Die Videoaufnahmen sollen als Quellensammlung für die Wissenschaft verwendet werden und sind dabei laut Uni-Vizerektorin Susanne Weigelin-Schwiedrzik nicht nur für die zeithistorische Forschung von Interesse. Immerhin werde die Methode der Oral History neben der Zeitgeschichte u.a. auch in Kultur- und Sozialanthropologie, Theater-, Film- und Medienwissenschaften und Soziologie genutzt, erklärte sie in einer Aussendung der Uni.

Zeitgeschichte-Institutsleiterin Johanna Gehmacher betonte die vielfältigen Nutzungsmöglichkeiten: Das VHA ermögliche die Behandlung vieler Fragen an das Quellenmaterial, zu schriftlichen und audiovisuellen Erinnerungsformen und zu Potenzialen und Problemen von Oral History.
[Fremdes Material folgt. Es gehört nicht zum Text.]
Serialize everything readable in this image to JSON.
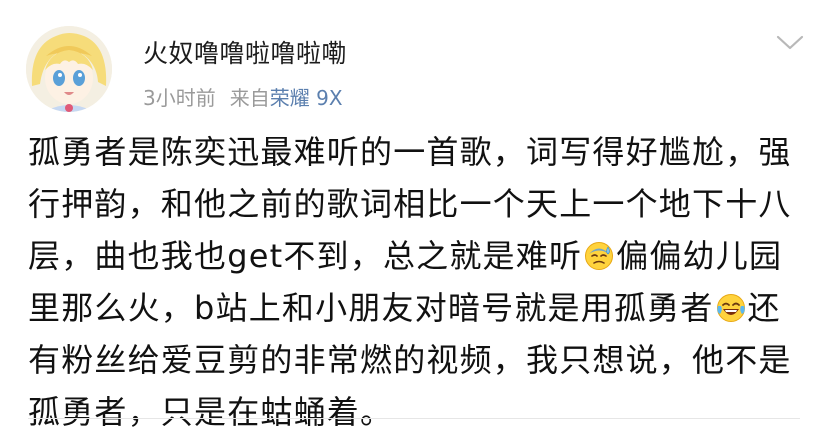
{
  "post": {
    "username": "火奴噜噜啦噜啦嘞",
    "time": "3小时前",
    "source_prefix": "来自",
    "device": "荣耀 9X",
    "content": {
      "line1": "孤勇者是陈奕迅最难听的一首歌，词写得好尴尬，强",
      "line2": "行押韵，和他之前的歌词相比一个天上一个地下十八",
      "line3a": "层，曲也我也get不到，总之就是难听",
      "line3b": "偏偏幼儿园",
      "line4a": "里那么火，b站上和小朋友对暗号就是用孤勇者",
      "line4b": "还",
      "line5": "有粉丝给爱豆剪的非常燃的视频，我只想说，他不是",
      "line6": "孤勇者，只是在蛄蛹着。"
    },
    "emojis": [
      "sweat-face-emoji",
      "laugh-cry-emoji"
    ]
  },
  "colors": {
    "link": "#5b7fae",
    "meta": "#9a9a9a",
    "text": "#111111"
  }
}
Für Bibliotheksleiterin Maria Seissl wird mit dem VHA auch ein "Beitrag gegen das Vergessen" geleistet, es diene neben der wissenschaftlichen Aufarbeitung auch der Erinnerungsarbeit.

Ein Großteil der Zeitzeugen sind Überlebende des Holocaust. Neben verfolgten Gruppen (Juden, Homosexuelle, Roma und Sinti, Zeugen Jehovas, politisch Verfolgte) sprechen in den Interviews aber auch Retter, Befreier und Zeitzeugen, die in die Kriegsverbrecherprozesse involviert waren. Das VHA ist 1994 auf Initiative von Regisseur Steven Spielberg entstanden, nachdem während der Dreharbeiten zum Film "Schindlers Liste" im polnischen Krakau zahlreiche Holocaust-Überlebende den Wunsch äußerten, vor der Kamera über ihre Erlebnisse zu berichten. Das VHA soll diese Erinnerungen als Unterrichts- und Ausbildungsmaterial aufbewahren und zugänglich machen. (APA/red, derStandard.at, 3.4.2014)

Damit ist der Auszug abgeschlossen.